The announcement disproves ongoing speculation that Ginsburg, 84, is close to retirement: Normally, justices planning on retiring don’t hire all of their clerks for the coming term. Ginsburg’s include Alyssa Barnard, who is a Columbia Law graduate; Harvard Law grads Marco Basile and Susan Pelletier; and a Stanford Law grad, Michael Qian.
Ginsburg’s resignation would be a political gift to Trump, who’s so excited to fill an empty Supreme Court seat that he’s already released the names of potential nominees for a vacancy that doesn’t exist. Trump is particularly eager to witness the end of Ginsburg’s tenure ever since the self-named “flaming feminist litigator” spoke out against him in his 2016 presidential campaign.
“I can’t imagine what this place would be—I can’t imagine what the country would be—with Donald Trump as our president,” she said to The New York Times that July. Later, she accurately called Trump a “faker” and said he “really has an ego.”
Trump was upset by this due to his thin skin and childish mindset, and called for Ginsburg to resign following these comments, insulting her “dumb political statements” and hypocritically saying they meant that her “mind is shot.” Ginsburg later apologized for bashing the then-candidate, and ever since he’s taken office, she’s been subtle about her criticism of Trump and his train-wreck of a presidency.

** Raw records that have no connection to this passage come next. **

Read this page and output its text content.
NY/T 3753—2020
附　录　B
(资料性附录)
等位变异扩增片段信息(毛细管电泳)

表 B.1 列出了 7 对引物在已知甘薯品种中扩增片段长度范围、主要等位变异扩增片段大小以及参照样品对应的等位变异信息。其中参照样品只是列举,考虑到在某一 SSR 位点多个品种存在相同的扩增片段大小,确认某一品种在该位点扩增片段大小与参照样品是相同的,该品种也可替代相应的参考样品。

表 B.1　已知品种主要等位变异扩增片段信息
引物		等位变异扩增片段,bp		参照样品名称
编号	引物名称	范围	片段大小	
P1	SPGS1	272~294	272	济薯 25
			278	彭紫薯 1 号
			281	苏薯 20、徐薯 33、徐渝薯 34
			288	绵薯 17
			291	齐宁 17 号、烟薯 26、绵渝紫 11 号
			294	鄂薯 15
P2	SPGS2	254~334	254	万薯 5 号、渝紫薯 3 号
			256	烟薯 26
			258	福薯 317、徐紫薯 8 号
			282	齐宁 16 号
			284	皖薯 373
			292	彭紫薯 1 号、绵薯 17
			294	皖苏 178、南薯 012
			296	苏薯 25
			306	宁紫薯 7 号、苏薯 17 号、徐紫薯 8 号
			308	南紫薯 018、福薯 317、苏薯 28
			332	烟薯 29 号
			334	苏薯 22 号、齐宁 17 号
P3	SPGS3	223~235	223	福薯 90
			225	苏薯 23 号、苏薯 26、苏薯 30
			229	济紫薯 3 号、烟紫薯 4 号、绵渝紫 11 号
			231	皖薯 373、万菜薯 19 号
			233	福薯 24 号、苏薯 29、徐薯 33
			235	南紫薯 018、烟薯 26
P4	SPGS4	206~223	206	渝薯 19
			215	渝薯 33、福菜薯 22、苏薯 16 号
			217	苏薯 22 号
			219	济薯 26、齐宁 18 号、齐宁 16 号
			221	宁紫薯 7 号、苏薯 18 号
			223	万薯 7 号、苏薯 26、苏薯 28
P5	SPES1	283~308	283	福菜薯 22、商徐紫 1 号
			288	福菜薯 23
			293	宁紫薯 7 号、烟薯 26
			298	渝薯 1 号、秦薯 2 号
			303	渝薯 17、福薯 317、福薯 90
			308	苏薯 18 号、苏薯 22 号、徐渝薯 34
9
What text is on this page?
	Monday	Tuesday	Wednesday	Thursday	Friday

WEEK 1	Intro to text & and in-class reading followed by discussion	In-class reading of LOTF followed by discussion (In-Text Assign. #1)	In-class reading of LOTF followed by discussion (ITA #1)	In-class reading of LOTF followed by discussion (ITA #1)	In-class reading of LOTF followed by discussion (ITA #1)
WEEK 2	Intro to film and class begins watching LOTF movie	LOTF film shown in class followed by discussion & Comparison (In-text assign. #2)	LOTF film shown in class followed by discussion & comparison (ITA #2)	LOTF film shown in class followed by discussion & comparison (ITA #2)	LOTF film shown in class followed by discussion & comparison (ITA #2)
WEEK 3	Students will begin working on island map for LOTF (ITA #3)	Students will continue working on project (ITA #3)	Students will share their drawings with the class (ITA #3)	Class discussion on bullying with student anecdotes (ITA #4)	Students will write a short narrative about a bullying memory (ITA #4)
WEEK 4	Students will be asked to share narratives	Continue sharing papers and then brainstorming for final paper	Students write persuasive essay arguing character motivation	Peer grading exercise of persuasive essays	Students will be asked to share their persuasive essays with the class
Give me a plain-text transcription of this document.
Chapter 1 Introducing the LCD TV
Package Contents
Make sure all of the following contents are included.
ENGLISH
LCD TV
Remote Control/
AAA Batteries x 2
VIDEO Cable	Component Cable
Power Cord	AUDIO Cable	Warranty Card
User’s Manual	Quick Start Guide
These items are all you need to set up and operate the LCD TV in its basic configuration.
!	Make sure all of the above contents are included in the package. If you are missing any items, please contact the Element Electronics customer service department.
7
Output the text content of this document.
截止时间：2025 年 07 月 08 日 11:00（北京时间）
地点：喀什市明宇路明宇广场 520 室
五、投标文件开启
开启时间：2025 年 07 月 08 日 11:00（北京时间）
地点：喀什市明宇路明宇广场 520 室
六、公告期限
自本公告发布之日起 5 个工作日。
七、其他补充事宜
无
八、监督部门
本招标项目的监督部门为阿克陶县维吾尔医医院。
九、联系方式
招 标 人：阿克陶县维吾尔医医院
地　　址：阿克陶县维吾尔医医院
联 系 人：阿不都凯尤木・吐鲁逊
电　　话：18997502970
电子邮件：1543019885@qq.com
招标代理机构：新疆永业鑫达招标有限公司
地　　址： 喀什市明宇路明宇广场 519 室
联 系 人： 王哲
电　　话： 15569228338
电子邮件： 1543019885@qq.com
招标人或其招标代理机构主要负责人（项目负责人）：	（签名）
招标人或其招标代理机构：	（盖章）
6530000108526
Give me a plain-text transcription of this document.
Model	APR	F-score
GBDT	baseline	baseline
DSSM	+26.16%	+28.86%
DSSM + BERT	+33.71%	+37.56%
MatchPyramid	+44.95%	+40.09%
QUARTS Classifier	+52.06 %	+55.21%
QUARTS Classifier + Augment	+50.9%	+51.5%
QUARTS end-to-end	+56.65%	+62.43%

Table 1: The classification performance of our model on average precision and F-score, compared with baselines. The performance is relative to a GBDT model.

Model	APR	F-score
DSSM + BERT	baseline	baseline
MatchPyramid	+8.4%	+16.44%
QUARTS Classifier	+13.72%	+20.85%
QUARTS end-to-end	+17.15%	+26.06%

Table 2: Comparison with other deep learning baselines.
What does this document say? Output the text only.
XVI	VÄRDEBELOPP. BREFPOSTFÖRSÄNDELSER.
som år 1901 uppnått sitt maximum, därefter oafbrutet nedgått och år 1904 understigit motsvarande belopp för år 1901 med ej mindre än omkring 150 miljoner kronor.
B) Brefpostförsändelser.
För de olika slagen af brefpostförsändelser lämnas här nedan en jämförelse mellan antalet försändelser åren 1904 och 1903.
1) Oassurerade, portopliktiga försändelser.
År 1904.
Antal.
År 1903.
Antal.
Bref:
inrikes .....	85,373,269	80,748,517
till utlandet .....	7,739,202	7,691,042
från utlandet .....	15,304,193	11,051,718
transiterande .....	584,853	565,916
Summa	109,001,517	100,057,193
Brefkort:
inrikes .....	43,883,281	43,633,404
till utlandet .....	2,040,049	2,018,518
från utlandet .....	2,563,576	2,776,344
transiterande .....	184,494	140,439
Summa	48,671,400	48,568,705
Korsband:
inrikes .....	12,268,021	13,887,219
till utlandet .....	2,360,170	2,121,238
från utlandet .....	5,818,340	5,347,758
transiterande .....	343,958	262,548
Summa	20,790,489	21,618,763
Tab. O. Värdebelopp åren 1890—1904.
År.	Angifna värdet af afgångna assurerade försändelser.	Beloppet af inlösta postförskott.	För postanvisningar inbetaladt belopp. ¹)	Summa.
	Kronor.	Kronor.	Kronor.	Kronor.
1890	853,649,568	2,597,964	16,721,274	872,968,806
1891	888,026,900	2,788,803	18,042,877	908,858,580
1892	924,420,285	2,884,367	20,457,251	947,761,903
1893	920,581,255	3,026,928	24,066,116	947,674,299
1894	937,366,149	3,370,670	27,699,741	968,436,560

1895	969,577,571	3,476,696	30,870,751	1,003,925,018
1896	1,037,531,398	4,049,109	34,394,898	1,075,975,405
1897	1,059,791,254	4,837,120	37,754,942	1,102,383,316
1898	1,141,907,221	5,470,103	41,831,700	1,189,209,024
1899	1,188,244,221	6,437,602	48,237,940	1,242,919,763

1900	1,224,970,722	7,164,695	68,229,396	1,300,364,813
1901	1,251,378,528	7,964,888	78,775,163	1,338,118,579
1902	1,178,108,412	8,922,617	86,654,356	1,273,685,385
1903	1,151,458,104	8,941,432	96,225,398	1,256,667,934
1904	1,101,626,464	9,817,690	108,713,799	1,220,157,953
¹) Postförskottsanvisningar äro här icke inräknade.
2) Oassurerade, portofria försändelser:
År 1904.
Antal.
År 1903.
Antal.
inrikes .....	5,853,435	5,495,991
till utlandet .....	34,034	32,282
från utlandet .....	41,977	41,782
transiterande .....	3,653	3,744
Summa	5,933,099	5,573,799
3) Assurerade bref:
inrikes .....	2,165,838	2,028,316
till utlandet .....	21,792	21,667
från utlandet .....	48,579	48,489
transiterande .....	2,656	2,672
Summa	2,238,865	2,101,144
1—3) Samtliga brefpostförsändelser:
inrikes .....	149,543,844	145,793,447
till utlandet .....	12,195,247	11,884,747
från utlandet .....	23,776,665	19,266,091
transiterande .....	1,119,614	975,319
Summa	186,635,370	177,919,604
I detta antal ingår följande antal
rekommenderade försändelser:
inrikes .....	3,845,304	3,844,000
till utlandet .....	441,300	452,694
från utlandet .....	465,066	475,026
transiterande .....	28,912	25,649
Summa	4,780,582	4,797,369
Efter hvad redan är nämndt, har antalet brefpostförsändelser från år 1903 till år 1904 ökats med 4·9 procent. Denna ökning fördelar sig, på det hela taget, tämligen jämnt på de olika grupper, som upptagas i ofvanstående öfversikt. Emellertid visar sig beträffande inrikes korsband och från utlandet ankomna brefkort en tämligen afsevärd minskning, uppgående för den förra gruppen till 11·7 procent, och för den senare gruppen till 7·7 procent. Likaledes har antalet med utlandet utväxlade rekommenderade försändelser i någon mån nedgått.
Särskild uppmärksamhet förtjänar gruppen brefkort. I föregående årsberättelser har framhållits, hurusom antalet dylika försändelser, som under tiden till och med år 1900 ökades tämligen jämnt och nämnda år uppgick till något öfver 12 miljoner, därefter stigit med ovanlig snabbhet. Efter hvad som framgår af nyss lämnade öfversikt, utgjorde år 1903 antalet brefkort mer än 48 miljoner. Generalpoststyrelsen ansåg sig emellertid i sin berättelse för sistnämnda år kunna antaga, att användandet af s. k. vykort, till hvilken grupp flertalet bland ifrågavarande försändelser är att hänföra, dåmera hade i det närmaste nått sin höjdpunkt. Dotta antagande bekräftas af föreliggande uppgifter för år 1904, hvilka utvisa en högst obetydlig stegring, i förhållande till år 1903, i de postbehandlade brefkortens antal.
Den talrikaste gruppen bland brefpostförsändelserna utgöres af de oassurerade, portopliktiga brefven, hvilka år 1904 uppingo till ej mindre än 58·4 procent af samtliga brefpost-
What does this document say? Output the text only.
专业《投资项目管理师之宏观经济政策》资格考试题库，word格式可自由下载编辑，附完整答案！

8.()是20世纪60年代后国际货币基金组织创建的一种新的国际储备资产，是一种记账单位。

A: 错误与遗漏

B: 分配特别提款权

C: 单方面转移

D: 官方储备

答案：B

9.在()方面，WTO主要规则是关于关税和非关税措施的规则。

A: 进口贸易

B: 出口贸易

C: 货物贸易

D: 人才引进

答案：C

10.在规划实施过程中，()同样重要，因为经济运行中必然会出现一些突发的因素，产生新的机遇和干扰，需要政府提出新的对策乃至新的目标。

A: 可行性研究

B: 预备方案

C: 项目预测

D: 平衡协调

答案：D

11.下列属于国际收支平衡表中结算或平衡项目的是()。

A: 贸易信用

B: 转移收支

“We’re not experiencing the best of times,” she said in a February interview with BBC’s “Newsnight.”
Ginsburg’s first big chance to rule on an issue at the heart of Trump’s agenda is still pending, as the country waits for the Supreme Court’s decision on Masterpiece Cakeshop, Ltd. v. Colorado Civil Rights Commission, which is a case dealing with whether bigoted Americans can lawfully deny services to same-sex couples on the basis of their religious beliefs and free speech.
Justice Ginsburg of the U.S. Supreme Court has embarrassed all by making very dumb political statements about me. Her mind is shot – resign!
— Donald J. Trump (@realDonaldTrump) July 13, 2016
During her time on the Supreme Court, Ginsburg has been hailed as a defender of liberal ideals and women’s rights. Her first major ruling happened in 1996, three years after her appointment, when she wrote the decision on United States v. Virginia, which let women attend the previously men’s-only Virginia Military Institute. More recently, Ginsburg was involved in the 2016 majority decision on Whole Woman’s Health v. Hellerstedt, a case which was brought to the court after a Texas law closed half the abortion clinics in the state.
Ginsburg’s supporters see the “Notorious RBG” as one of the final defenses against Trump’s hateful agenda, and are often concerned about Ginsburg’s well-being.
“If you have any need for blood, you can have the eight or so units of A-positive that are right here in my body,” a Washington Post columnist said to Ginsburg in February. “There’s also a gently used liver in here, lobes of it just lying around if you need them.”
Ginsburg has made it clear that she intends to stay on the bench “as long as I can do it full steam,” the Times reported.
Justice Anthony Kennedy, 81, has also been a source of speculation about who is next to leave the court—and he has not yet chosen his picks for clerks. Kennedy is reportedly unlikely to stay on the Supreme Court for Trump’s entire term, but has also said he wouldn’t resign for “at least” another year.
In any case, Kennedy is not the only member of the Supreme Court with outstanding clerk hires: The only other justices to have decided on any of their 2019 clerks are Chief Justice John G. Roberts, Stephen G. Breyer and Trump’s choice, Neil M. Gorsuch.